Le paradoxe n’est pas un défaut de construction. Il n’est pas un signe de faiblesse, d’incohérence ou d’instabilité. Il est souvent la trace d’une vie intérieure plus profonde que ce que les apparences laissent croire. Le psychisme humain ne se résume pas à une seule vérité. Il porte des élans différents, parfois opposés en surface, mais qui ont chacun leur logique, leur histoire, leur nécessité.
Une personne peut vouloir être aimée et craindre intensément d’être rejointe là où elle est la plus vulnérable. Elle peut chercher la liberté et continuer à retourner vers le familier, non parce qu’elle aime souffrir, mais parce que le familier rassure parfois davantage que l’inconnu, même lorsqu’il blesse. Elle peut rêver de repos et se sentir coupable dès qu’elle ralentit, parce que son système nerveux a appris depuis longtemps à associer la valeur à l’effort, la sécurité au mouvement, et l’apaisement à quelque chose d’étrange, presque suspect.
Les paradoxes naissent souvent là, dans la rencontre entre ce que nous désirons aujourd’hui et ce que notre histoire a rendu nécessaire autrefois. Une part de nous aspire à vivre plus librement. Une autre continue de protéger, d’anticiper, de surveiller, de retenir, de se méfier. Une part veut déposer les a***s. Une autre se souvient trop bien de ce qu’il en coûtait de ne plus les avoir.
Alors beaucoup de personnes se jugent. Elles se demandent pourquoi elles n’arrivent pas à recevoir pleinement ce qu’elles attendent depuis si longtemps. Pourquoi elles sabotent parfois ce qui pourrait leur faire du bien. Pourquoi elles ont peur précisément de ce qu’elles désirent le plus. Pourquoi elles se sentent traversées par des mouvements intérieurs si difficiles à réconcilier.
Mais nos paradoxes parlent souvent avec une grande vérité. Ils disent qu’en nous, plusieurs réalités coexistent. Ils disent qu’une blessure ancienne peut encore côtoyer un désir très vivant de transformation. Ils disent qu’une personne peut être courageuse et fatiguée, lucide et perdue, forte et profondément sensible, prête à avancer et encore habitée par des peurs qui n’ont pas fini de demander à être comprises.

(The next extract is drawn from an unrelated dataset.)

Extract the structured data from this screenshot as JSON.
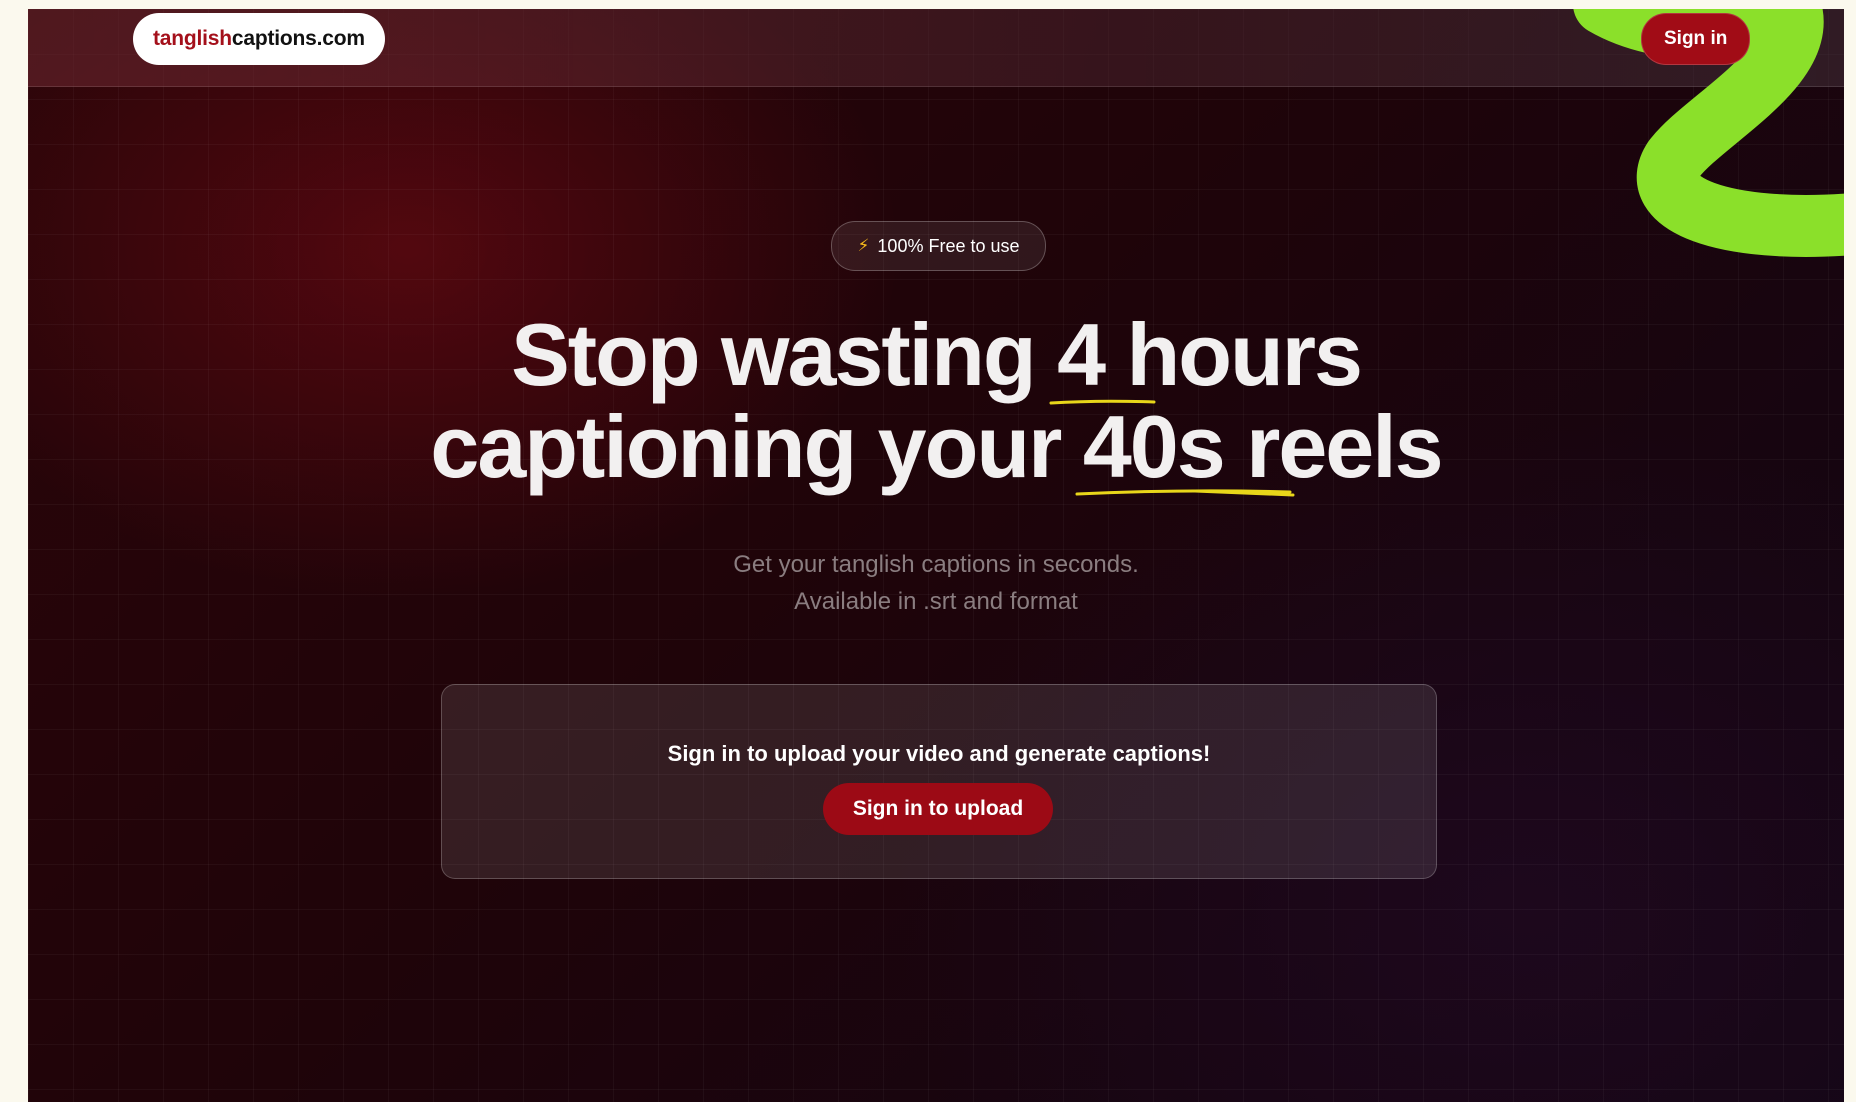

La psychothérapie permet alors quelque chose de très précieux. Elle n’oblige pas à choisir trop vite entre des parts de soi qui semblent s’opposer. Elle offre un espace où l’on peut commencer à entendre la logique intime de ses paradoxes, à reconnaître ce qu’ils cherchent à dire, à apaiser ce qui, en soi, continue de se défendre contre des dangers qui appartiennent parfois au passé. Peu à peu, ce qui paraissait incompréhensible devient plus lisible, plus humain, plus doux à porter.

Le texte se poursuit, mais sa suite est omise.